Intervention de Pierre Fauchon

Réunion du 7 février 2007 à 21h30
Modification du titre ix de la constitution — Article unique

Photo de Pierre FauchonPierre Fauchon :

Certains invoquent la commission Avril pour justifier leur position. Il est vrai que l'on ne trouve d'explications sur l'extension de l'immunité juridictionnelle du président de la République au domaine civil ni dans les comptes rendus des débats de l'Assemblée nationale ni dans l'exposé des motifs du présent projet de loi constitutionnelle.

J'ai voulu moi-même connaître les conclusions de cette commission. J'ai donc consulté le rapport issu de ses travaux, qui dit ceci : « Naturellement, doivent être prévues dans la loi organique, parce que c'est impératif, les dispositions destinées à protéger effectivement et immédiatement les droits des tiers qui pourraient être lésés par l'impossibilité d'engager des poursuites. »

Pour ma part, je ne vois pas comment une loi organique pourrait revenir sur un principe d'immunité juridictionnelle énoncé par la Constitution.

Le rapport continue ainsi : « L'existence d'assurances obligatoires doit normalement suffire à régler l'essentiel des problèmes, grâce à l'intervention des compagnies d'assurance pour des cas aussi variés et prosaïques que des dommages accidentels, tels que des dégâts des eaux trouvant leur origine dans l'appartement privé du chef de l'État. »

Comme je le soulignais voilà quelques instants, une telle confiance envers les assurances n'est tout simplement pas sérieuse. Les assurances font ce qu'elles veulent. Si elles souhaitent attendre avant qu'un litige soit résolu, ce qui peut prendre cinq ans, voire dix ans, elles pourront toujours le faire. Je ne crois donc pas qu'il faille leur faire trop confiance.

Le rapport poursuit ainsi : « En revanche, pour ce qui n'est pas normalement couvert par une assurance, » - en l'occurrence, il s'agit des cas les plus graves - « ni réglé par une transaction, sans doute serait-il sage de prévoir un dispositif particulier, tel que, par exemple, l'obligation faite au président de la République, dès après son élection, de transférer à un tiers tout contrat de travail dans lequel il serait employeur, afin d'éviter des contentieux prud'homaux, ou de désigner un mandataire. »

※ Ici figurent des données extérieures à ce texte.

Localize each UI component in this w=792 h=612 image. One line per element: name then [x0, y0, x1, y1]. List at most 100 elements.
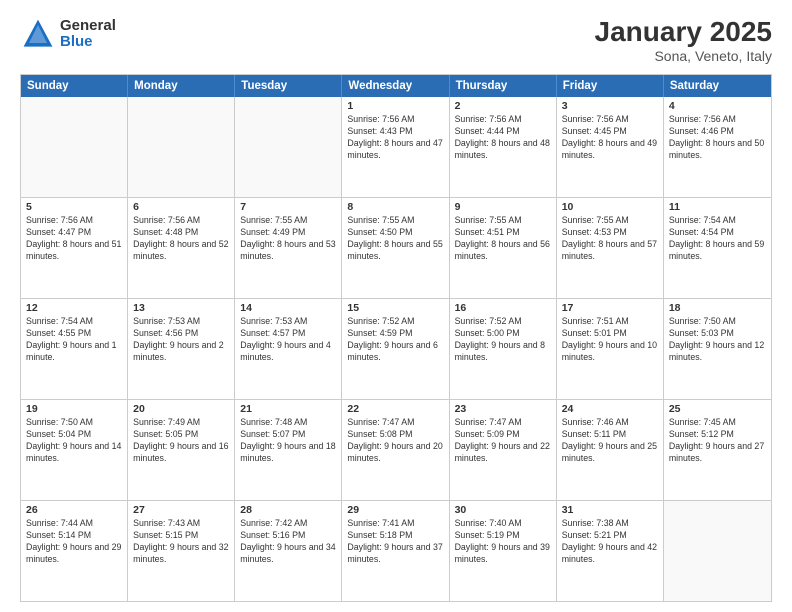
day-number: 8 — [347, 201, 443, 213]
day-info: Sunrise: 7:55 AM Sunset: 4:49 PM Dayligh… — [240, 215, 336, 263]
day-info: Sunrise: 7:54 AM Sunset: 4:55 PM Dayligh… — [26, 316, 122, 364]
empty-cell-0-1 — [128, 97, 235, 197]
calendar-body: 1Sunrise: 7:56 AM Sunset: 4:43 PM Daylig… — [21, 97, 771, 601]
day-info: Sunrise: 7:38 AM Sunset: 5:21 PM Dayligh… — [562, 518, 658, 566]
day-number: 13 — [133, 302, 229, 314]
day-number: 15 — [347, 302, 443, 314]
day-number: 18 — [669, 302, 766, 314]
day-number: 27 — [133, 504, 229, 516]
header-day-tuesday: Tuesday — [235, 75, 342, 97]
day-info: Sunrise: 7:52 AM Sunset: 5:00 PM Dayligh… — [455, 316, 551, 364]
day-info: Sunrise: 7:56 AM Sunset: 4:46 PM Dayligh… — [669, 114, 766, 162]
day-number: 22 — [347, 403, 443, 415]
day-number: 29 — [347, 504, 443, 516]
day-info: Sunrise: 7:44 AM Sunset: 5:14 PM Dayligh… — [26, 518, 122, 566]
logo-text: General Blue — [60, 18, 116, 51]
day-number: 24 — [562, 403, 658, 415]
day-number: 16 — [455, 302, 551, 314]
day-info: Sunrise: 7:50 AM Sunset: 5:04 PM Dayligh… — [26, 417, 122, 465]
day-cell-16: 16 Sunrise: 7:52 AM Sunset: 5:00 PM Dayli… — [450, 299, 557, 399]
day-cell-9: 9Sunrise: 7:55 AM Sunset: 4:51 PM Daylig… — [450, 198, 557, 298]
day-number: 20 — [133, 403, 229, 415]
day-info: Sunrise: 7:49 AM Sunset: 5:05 PM Dayligh… — [133, 417, 229, 465]
day-cell-27: 27 Sunrise: 7:43 AM Sunset: 5:15 PM Dayli… — [128, 501, 235, 601]
day-number: 31 — [562, 504, 658, 516]
header-day-sunday: Sunday — [21, 75, 128, 97]
day-cell-13: 13 Sunrise: 7:53 AM Sunset: 4:56 PM Dayli… — [128, 299, 235, 399]
header: General Blue January 2025 Sona, Veneto, … — [20, 16, 772, 64]
page: General Blue January 2025 Sona, Veneto, … — [0, 0, 792, 612]
day-cell-20: 20 Sunrise: 7:49 AM Sunset: 5:05 PM Dayli… — [128, 400, 235, 500]
calendar-row-0: 1Sunrise: 7:56 AM Sunset: 4:43 PM Daylig… — [21, 97, 771, 198]
day-cell-14: 14Sunrise: 7:53 AM Sunset: 4:57 PM Dayli… — [235, 299, 342, 399]
title-month: January 2025 — [595, 16, 772, 48]
day-number: 30 — [455, 504, 551, 516]
day-info: Sunrise: 7:53 AM Sunset: 4:56 PM Dayligh… — [133, 316, 229, 364]
day-info: Sunrise: 7:56 AM Sunset: 4:44 PM Dayligh… — [455, 114, 551, 162]
day-cell-3: 3Sunrise: 7:56 AM Sunset: 4:45 PM Daylig… — [557, 97, 664, 197]
day-number: 1 — [347, 100, 443, 112]
day-info: Sunrise: 7:55 AM Sunset: 4:50 PM Dayligh… — [347, 215, 443, 263]
day-cell-21: 21 Sunrise: 7:48 AM Sunset: 5:07 PM Dayli… — [235, 400, 342, 500]
empty-cell-4-6 — [664, 501, 771, 601]
day-cell-12: 12 Sunrise: 7:54 AM Sunset: 4:55 PM Dayli… — [21, 299, 128, 399]
day-info: Sunrise: 7:53 AM Sunset: 4:57 PM Dayligh… — [240, 316, 336, 364]
day-number: 21 — [240, 403, 336, 415]
empty-cell-0-0 — [21, 97, 128, 197]
day-cell-28: 28 Sunrise: 7:42 AM Sunset: 5:16 PM Dayli… — [235, 501, 342, 601]
day-cell-10: 10Sunrise: 7:55 AM Sunset: 4:53 PM Dayli… — [557, 198, 664, 298]
day-info: Sunrise: 7:42 AM Sunset: 5:16 PM Dayligh… — [240, 518, 336, 566]
title-block: January 2025 Sona, Veneto, Italy — [595, 16, 772, 64]
header-day-friday: Friday — [557, 75, 664, 97]
day-number: 19 — [26, 403, 122, 415]
day-cell-2: 2Sunrise: 7:56 AM Sunset: 4:44 PM Daylig… — [450, 97, 557, 197]
day-number: 17 — [562, 302, 658, 314]
day-info: Sunrise: 7:46 AM Sunset: 5:11 PM Dayligh… — [562, 417, 658, 465]
day-info: Sunrise: 7:56 AM Sunset: 4:45 PM Dayligh… — [562, 114, 658, 162]
day-cell-1: 1Sunrise: 7:56 AM Sunset: 4:43 PM Daylig… — [342, 97, 449, 197]
day-cell-6: 6 Sunrise: 7:56 AM Sunset: 4:48 PM Daylig… — [128, 198, 235, 298]
day-cell-19: 19 Sunrise: 7:50 AM Sunset: 5:04 PM Dayli… — [21, 400, 128, 500]
day-cell-22: 22Sunrise: 7:47 AM Sunset: 5:08 PM Dayli… — [342, 400, 449, 500]
day-cell-15: 15Sunrise: 7:52 AM Sunset: 4:59 PM Dayli… — [342, 299, 449, 399]
day-info: Sunrise: 7:43 AM Sunset: 5:15 PM Dayligh… — [133, 518, 229, 566]
day-info: Sunrise: 7:50 AM Sunset: 5:03 PM Dayligh… — [669, 316, 766, 364]
day-cell-18: 18 Sunrise: 7:50 AM Sunset: 5:03 PM Dayli… — [664, 299, 771, 399]
day-cell-30: 30 Sunrise: 7:40 AM Sunset: 5:19 PM Dayli… — [450, 501, 557, 601]
calendar-row-1: 5Sunrise: 7:56 AM Sunset: 4:47 PM Daylig… — [21, 198, 771, 299]
title-location: Sona, Veneto, Italy — [595, 48, 772, 64]
logo: General Blue — [20, 16, 116, 52]
header-day-wednesday: Wednesday — [342, 75, 449, 97]
day-cell-7: 7 Sunrise: 7:55 AM Sunset: 4:49 PM Daylig… — [235, 198, 342, 298]
logo-icon — [20, 16, 56, 52]
day-cell-25: 25Sunrise: 7:45 AM Sunset: 5:12 PM Dayli… — [664, 400, 771, 500]
header-day-thursday: Thursday — [450, 75, 557, 97]
day-number: 7 — [240, 201, 336, 213]
day-info: Sunrise: 7:40 AM Sunset: 5:19 PM Dayligh… — [455, 518, 551, 566]
day-info: Sunrise: 7:48 AM Sunset: 5:07 PM Dayligh… — [240, 417, 336, 465]
day-number: 5 — [26, 201, 122, 213]
day-info: Sunrise: 7:47 AM Sunset: 5:09 PM Dayligh… — [455, 417, 551, 465]
day-number: 6 — [133, 201, 229, 213]
day-number: 12 — [26, 302, 122, 314]
day-number: 25 — [669, 403, 766, 415]
day-number: 10 — [562, 201, 658, 213]
day-cell-24: 24 Sunrise: 7:46 AM Sunset: 5:11 PM Dayli… — [557, 400, 664, 500]
calendar-row-4: 26Sunrise: 7:44 AM Sunset: 5:14 PM Dayli… — [21, 501, 771, 601]
header-day-monday: Monday — [128, 75, 235, 97]
day-info: Sunrise: 7:56 AM Sunset: 4:48 PM Dayligh… — [133, 215, 229, 263]
calendar-row-2: 12 Sunrise: 7:54 AM Sunset: 4:55 PM Dayli… — [21, 299, 771, 400]
day-cell-11: 11Sunrise: 7:54 AM Sunset: 4:54 PM Dayli… — [664, 198, 771, 298]
day-cell-26: 26Sunrise: 7:44 AM Sunset: 5:14 PM Dayli… — [21, 501, 128, 601]
empty-cell-0-2 — [235, 97, 342, 197]
day-number: 28 — [240, 504, 336, 516]
day-cell-29: 29Sunrise: 7:41 AM Sunset: 5:18 PM Dayli… — [342, 501, 449, 601]
calendar-header: SundayMondayTuesdayWednesdayThursdayFrid… — [21, 75, 771, 97]
day-cell-23: 23 Sunrise: 7:47 AM Sunset: 5:09 PM Dayli… — [450, 400, 557, 500]
day-cell-5: 5Sunrise: 7:56 AM Sunset: 4:47 PM Daylig… — [21, 198, 128, 298]
day-number: 4 — [669, 100, 766, 112]
day-number: 23 — [455, 403, 551, 415]
day-number: 9 — [455, 201, 551, 213]
day-cell-31: 31 Sunrise: 7:38 AM Sunset: 5:21 PM Dayli… — [557, 501, 664, 601]
day-info: Sunrise: 7:54 AM Sunset: 4:54 PM Dayligh… — [669, 215, 766, 263]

Ainsi, le rapport de cette commission reconnaît l'existence d'un problème et recommande d'adopter des dispositions particulières pour le résoudre, mais sans préciser lesquelles, à l'exception d'une seule mesure, au demeurant un peu farfelue, relative aux contentieux prud'homaux.

En réalité, la commission Avril ne règle en rien la situation ; elle laisse simplement la question ouverte en disant qu'il faudra imaginer un dispositif particulier. Et, comme cela n'a pas été fait, il y a une véritable lacune dans le présent projet de loi constitutionnelle.

Ainsi, monsieur le garde des sceaux, non seulement le prétendu support que vous invoquez n'existe pas, mais, en plus, la lecture du rapport que vous mentionnez se retourne contre vous, puisque vous n'avez même pas suivi ses recommandations concernant la nécessité d'instituer un dispositif spécifique en ce qui concerne ces actions civiles.